Azure provides 4 different pricing options for virtual machines. These options ordered from high cost to low cost are pay as you go, 1 year reserved instances, 3 year reserved instances and spot instances. Please note that some options are available only to Azure customers in specific regions. For example, VM reservation for 1 year or 3 years is not available for Indian customers. Following are monthly prices for a sample VM for each option in the West Europe region (since prices also depend on the region). VM Type selected is Standard D4s V3 - 4vCPU and 16GB,

  • Pay as you go option - $175
  • 1 year VM reservation - $152 (13% discount)
  • 3 years VM reservation - $120 (31% discount)
  • Azure spot instance - $26 (85% discount)

If you are using a large pool of VMs, it is better to use a mixed reservation approach - you can reserve some for 3 years, some for short term 1 year and keep some unreserved if you plan to do some optimisations to reduce VM instances. See this page for various Azure VM pricing options.

7. Use Auto Shutdown Feature for VM

Azure has a simple shutdown feature which can be configured to enable auto shutdown of a virtual machine at a specified time. This is quite useful for machines that are needed during work hours only. Even if you forget to switch off the VM after your work, the auto shutdown can kick in and turn off the machine. Auto shutdown feature is available for a VM under the Operations section on the left of the VM configuration page.

Azure auto shutdown

Sometimes you want your VM to be running for a specific time duration only. For example, you may need your machine running only between 9AM and 11AM. In such cases you can set up automation tasks for starting and stopping VMs. Use the Tasks link under the Automation section available on the left of the VM configuration page.

Azure auto startup

8. Reduce Cost by Using a Smaller VM OS Disk

When an Azure VM instance is created using the portal, you can only specify the type of disk (HDD or SSD) but not the size of the disk. Many OS images create disks of 128GB size and these also add to the cost of the VM. Hence one way to reduce the cost is to use a lower size OS disk. However, this option is not available on the portal, and hence you need to use PowerShell command or Azure CLI command to use a custom sized OS disk. Alternatively, you can create the VM from the portal and then reduce the OS disk size using the CLI.

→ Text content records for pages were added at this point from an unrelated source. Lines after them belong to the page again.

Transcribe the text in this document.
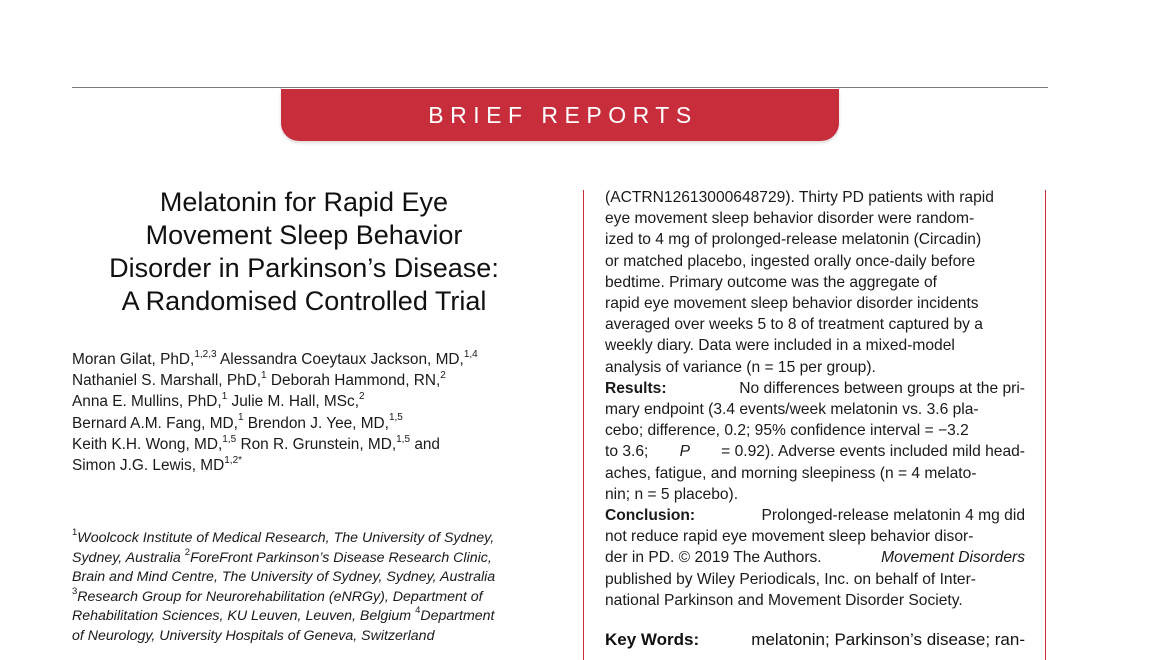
BRIEF REPORTS
Melatonin for Rapid Eye
Movement Sleep Behavior
Disorder in Parkinson’s Disease:
A Randomised Controlled Trial
Moran Gilat, PhD,$^{1,2,3}$ Alessandra Coeytaux Jackson, MD,$^{1,4}$
Nathaniel S. Marshall, PhD,$^1$ Deborah Hammond, RN,$^2$
Anna E. Mullins, PhD,$^1$ Julie M. Hall, MSc,$^2$
Bernard A.M. Fang, MD,$^1$ Brendon J. Yee, MD,$^{1,5}$
Keith K.H. Wong, MD,$^{1,5}$ Ron R. Grunstein, MD,$^{1,5}$ and
Simon J.G. Lewis, $MD^{1,2*}$
$^1$Woolcock Institute of Medical Research, The University of Sydney,
Sydney, Australia $^2$ForeFront Parkinson’s Disease Research Clinic,
Brain and Mind Centre, The University of Sydney, Sydney, Australia
$^3$Research Group for Neurorehabilitation (eNRGy), Department of
Rehabilitation Sciences, KU Leuven, Leuven, Belgium $^4$Department
of Neurology, University Hospitals of Geneva, Switzerland
(ACTRN12613000648729). Thirty PD patients with rapid
eye movement sleep behavior disorder were random-
ized to 4 mg of prolonged-release melatonin (Circadin)
or matched placebo, ingested orally once-daily before
bedtime. Primary outcome was the aggregate of
rapid eye movement sleep behavior disorder incidents
averaged over weeks 5 to 8 of treatment captured by a
weekly diary. Data were included in a mixed-model
analysis of variance (n = 15 per group).
Results:	No differences between groups at the pri-
mary endpoint (3.4 events/week melatonin vs. 3.6 pla-
cebo; difference, 0.2; 95% confidence interval = −3.2
to 3.6; P = 0.92). Adverse events included mild head-
aches, fatigue, and morning sleepiness (n = 4 melato-
nin; n = 5 placebo).
Conclusion:	Prolonged-release melatonin 4 mg did
not reduce rapid eye movement sleep behavior disor-
der in PD. © 2019 The Authors.	Movement Disorders
published by Wiley Periodicals, Inc. on behalf of Inter-
national Parkinson and Movement Disorder Society.
Key Words:	melatonin; Parkinson’s disease; ran-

9. Use Azure Advisor to Monitor Cost Reduction Opportunities

When you have a large number of resources under your Azure tenant, it is easy to miss cost optimisation options. In such cases, it is important to monitor cost reduction recommendations provided by Azure Advisor. Azure advisor has a separate section on cost recommendations and is capable of providing VM cost recommendations such as reservation options and reduction of VM size based on historic CPU usage. If you are part of a large organisation with a large set of Azure resources, it is important to have a weekly monitoring cost KPI driven by Azure cost Advisor.

Azure cost advisor

10. Analyse your VM Cost Breakdown for Optimising Cost

An Azure VM provisioned usually has the following additional infrastructural components.

  • OS Disk and Data disk attached to the VM
  • Any public IP attached to the VM
  • Networking traffic on VM network interface such as cost of network peering

Each of these components can incur additional cost over and above the VM cost. So it is recommended to analyse the cost incurred by these VM components in Azure portal periodically to further optimise VM cost.